TabloidSeleberita.com – Bogor – Platform pertunjukan musik terkurasi Buitenstage kembali digelar dengan konsep gigs intim yang menjadi ciri khasnya. Memasuki volume ke-2, acara ini berlangsung di Kopi Wangsa, Bogor, pada Jumat (16/1/2026), menghadirkan musisi lintas genre dan lintas generasi dari berbagai kota.
Buitenstage merupakan inisiatif Buitenfest bersama Cadaazz Pustaka Musik yang dirancang sebagai ruang temu antara musisi, media, dan audiens. Pada edisi kali ini, sejumlah nama tampil meramaikan panggung, antara lain Swazta dan Man Sinner dari Jakarta, Hurtslaves asal Depok, serta USIX dan Ambarila yang mewakili Bogor sebagai tuan rumah.
Mengusung jargon “Amplify Your Music”, Buitenstage kembali menegaskan posisinya sebagai platform live performance yang mengedepankan pengalaman menonton tanpa sekat. Penonton dan musisi berada dalam jarak yang dekat, menciptakan suasana yang lebih personal dan hangat.

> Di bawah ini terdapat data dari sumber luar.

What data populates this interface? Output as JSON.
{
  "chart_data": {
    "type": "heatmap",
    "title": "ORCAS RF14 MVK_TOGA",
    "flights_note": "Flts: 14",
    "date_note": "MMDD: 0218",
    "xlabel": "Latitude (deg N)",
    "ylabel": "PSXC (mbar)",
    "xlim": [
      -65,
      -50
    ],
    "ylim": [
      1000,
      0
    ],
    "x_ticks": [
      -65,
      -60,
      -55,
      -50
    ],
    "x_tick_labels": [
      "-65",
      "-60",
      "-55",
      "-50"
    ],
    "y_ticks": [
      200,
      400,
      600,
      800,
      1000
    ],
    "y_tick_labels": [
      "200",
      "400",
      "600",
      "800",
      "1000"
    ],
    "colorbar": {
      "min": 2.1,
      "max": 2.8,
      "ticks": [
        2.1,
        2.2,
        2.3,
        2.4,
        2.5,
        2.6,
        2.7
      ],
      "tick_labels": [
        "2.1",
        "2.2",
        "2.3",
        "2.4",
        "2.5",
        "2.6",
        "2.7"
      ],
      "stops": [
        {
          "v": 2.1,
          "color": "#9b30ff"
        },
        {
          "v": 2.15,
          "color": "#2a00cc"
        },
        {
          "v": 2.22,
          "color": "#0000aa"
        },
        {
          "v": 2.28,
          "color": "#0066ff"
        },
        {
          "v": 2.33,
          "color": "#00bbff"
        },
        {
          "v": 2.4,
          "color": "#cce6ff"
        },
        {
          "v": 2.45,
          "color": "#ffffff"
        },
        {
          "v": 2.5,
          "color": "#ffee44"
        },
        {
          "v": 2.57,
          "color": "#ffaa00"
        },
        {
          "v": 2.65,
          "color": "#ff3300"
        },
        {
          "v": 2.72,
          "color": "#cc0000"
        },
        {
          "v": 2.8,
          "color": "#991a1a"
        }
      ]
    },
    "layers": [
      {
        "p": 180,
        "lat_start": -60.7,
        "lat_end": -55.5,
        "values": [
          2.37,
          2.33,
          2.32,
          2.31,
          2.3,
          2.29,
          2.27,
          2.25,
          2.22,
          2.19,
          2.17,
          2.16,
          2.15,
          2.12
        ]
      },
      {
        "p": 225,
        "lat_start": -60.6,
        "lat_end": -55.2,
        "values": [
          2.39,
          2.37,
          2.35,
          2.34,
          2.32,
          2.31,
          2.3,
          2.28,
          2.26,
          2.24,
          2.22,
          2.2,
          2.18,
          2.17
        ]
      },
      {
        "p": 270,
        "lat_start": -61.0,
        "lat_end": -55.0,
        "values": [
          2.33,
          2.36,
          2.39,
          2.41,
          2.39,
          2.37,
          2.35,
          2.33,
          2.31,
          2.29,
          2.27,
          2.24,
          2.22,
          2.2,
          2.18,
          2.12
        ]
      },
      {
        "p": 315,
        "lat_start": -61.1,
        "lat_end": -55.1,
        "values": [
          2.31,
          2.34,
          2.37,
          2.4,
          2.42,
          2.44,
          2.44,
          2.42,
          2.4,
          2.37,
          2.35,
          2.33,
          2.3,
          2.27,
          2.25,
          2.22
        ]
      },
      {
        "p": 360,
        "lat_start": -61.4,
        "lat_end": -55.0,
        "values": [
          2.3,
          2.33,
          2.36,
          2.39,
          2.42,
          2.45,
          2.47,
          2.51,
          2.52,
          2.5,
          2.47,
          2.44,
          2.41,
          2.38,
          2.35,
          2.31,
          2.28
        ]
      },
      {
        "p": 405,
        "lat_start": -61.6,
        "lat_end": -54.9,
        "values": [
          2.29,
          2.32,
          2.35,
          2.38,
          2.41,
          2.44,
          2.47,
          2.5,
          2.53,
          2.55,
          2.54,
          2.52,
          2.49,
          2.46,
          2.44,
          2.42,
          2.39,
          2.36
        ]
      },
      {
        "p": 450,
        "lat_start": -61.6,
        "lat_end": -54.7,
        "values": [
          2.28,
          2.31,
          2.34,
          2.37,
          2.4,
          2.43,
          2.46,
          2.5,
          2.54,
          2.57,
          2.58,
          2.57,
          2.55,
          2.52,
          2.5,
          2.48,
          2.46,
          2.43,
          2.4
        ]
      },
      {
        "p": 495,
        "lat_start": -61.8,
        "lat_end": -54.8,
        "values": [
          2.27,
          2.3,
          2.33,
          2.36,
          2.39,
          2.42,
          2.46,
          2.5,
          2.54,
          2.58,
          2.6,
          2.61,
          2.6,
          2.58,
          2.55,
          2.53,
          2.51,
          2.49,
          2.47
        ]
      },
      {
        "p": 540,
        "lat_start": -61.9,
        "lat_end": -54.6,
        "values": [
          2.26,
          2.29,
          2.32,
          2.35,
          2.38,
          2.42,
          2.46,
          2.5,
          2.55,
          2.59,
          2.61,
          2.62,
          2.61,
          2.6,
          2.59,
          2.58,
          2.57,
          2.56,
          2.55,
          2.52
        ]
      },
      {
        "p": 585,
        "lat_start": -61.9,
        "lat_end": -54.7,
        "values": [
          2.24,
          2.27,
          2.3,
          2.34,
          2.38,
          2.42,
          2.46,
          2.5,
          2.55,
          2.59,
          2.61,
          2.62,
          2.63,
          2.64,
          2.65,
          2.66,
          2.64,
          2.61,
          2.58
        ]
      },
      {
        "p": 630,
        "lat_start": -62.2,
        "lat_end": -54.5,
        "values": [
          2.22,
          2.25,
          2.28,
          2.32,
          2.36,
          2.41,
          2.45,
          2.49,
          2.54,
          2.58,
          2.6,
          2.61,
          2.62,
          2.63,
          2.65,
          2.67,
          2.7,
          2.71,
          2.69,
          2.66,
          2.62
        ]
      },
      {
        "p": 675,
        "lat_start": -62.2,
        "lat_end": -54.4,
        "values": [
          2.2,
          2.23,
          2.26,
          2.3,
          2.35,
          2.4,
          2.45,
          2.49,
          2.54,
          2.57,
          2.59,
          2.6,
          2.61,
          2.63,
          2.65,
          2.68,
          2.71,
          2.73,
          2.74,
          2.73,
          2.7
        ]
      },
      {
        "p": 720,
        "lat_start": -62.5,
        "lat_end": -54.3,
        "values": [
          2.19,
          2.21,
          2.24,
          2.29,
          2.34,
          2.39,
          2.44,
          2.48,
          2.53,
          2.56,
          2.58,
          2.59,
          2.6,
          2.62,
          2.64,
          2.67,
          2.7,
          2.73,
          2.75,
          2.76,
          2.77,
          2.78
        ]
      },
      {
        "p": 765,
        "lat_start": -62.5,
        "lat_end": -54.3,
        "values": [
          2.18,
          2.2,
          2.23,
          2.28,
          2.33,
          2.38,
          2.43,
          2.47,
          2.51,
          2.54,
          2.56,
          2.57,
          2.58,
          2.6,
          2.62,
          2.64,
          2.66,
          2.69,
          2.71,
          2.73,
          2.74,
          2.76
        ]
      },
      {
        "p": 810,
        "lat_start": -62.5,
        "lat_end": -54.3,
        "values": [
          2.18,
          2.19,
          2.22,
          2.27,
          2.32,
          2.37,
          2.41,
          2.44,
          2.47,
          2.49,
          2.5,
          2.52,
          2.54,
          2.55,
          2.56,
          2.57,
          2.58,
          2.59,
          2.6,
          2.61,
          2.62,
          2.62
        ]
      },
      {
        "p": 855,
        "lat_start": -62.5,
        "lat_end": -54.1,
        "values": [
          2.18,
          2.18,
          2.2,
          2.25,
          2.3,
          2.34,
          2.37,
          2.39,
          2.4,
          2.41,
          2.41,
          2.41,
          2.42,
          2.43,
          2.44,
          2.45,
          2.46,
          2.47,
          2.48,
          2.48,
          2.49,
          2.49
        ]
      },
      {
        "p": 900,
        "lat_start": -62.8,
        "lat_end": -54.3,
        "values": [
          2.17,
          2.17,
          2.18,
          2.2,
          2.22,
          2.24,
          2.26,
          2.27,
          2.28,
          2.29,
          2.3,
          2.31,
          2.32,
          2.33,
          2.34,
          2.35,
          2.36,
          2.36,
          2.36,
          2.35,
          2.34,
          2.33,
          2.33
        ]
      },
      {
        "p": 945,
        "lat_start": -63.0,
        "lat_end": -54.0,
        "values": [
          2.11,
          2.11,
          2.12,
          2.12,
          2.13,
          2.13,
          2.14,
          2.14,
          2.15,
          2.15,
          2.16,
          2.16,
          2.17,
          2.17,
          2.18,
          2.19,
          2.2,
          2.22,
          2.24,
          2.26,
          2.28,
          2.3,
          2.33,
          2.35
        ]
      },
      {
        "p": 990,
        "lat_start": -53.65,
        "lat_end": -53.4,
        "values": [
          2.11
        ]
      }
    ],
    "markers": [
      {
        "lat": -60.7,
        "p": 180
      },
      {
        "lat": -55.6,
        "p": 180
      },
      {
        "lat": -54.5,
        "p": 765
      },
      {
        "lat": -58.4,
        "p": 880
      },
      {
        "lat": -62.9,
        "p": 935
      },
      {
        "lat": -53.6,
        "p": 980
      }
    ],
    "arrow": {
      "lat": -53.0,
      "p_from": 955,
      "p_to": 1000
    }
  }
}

“Buitenstage adalah konser dengan konsep gigs yang dibuat seintim mungkin, tanpa jarak antara musisi dan penonton. Selain itu, platform ini juga menjadi ruang bagi musisi untuk memperkenalkan karya baru mereka,” kata Fransiscus Eko dari Cadaazz Pustaka Musik.
Acara yang dipandu oleh Qenny Alyano (Bolehmusic) dan Yogi Hutabarat (Buitenfest) ini dibuka oleh Swazta, unit city pop asal Jakarta. Band yang terbentuk pada akhir 2025 tersebut membawakan sejumlah lagu dari debut EP mereka, termasuk “Di Bawah Langit Senja”, dengan aransemen rapi dan nuansa yang mudah dinikmati.
Selanjutnya, giliran Man Sinner mengambil alih panggung. Kuartet skate punk asal Cakung, Jakarta Timur, ini langsung menghadirkan energi tinggi lewat lagu-lagu bertempo cepat. Mereka juga membawakan nomor kolaborasi bersama vokalis Rebellion Rose, dengan lirik yang menyoroti isu sosial, lingkungan, serta pesan perlawanan terhadap diskriminasi.
Tensi pertunjukan tetap terjaga saat Hurtslaves tampil dengan warna alternative rock yang kental. Unit asal Depok ini membawakan materi orisinal mereka, termasuk single debut “I See A Stranger” dan lagu terbaru “Kelu”, yang disajikan dengan permainan solid dan emosional.
Memasuki paruh akhir acara, suasana dibuat lebih cair oleh USIX. Band asal Bogor ini menghadirkan nuansa jazzy dan langsung membuka penampilan mereka dengan single terbaru “Pupus”, yang mengajak penonton bernyanyi bersama.
Sebagai penutup, Ambarila tampil dengan deretan lagu bernuansa vintage, termasuk “Hajumari” dan “Tuning Song”. Kini hadir dengan format band penuh, Ambarila mengemas penampilannya lewat pendekatan storytelling, membuat audiens terlibat langsung dalam alur pertunjukan.
Antusiasme penonton sepanjang malam menjadi penanda bahwa ruang kreatif seperti Buitenstage masih memiliki tempat penting dalam ekosistem musik independen. Kurasi musisi yang beragam, dukungan venue, serta penyelenggaraan yang tertata menjadikan Buitenstage sebagai agenda musik yang patut dinantikan edisi berikutnya.
“Pengalaman menyaksikan musisi tampil langsung di depan audiens adalah momen yang tidak bisa digantikan oleh layar digital. Koneksi langsung inilah yang ingin terus kami jaga melalui Buitenstage,” ujar Anang dari Buitenfest.
Dengan konsep intim dan semangat kolaborasi, Buitenstage Volume 2 kembali menegaskan perannya sebagai ruang aktualisasi bagi musisi independen Indonesia.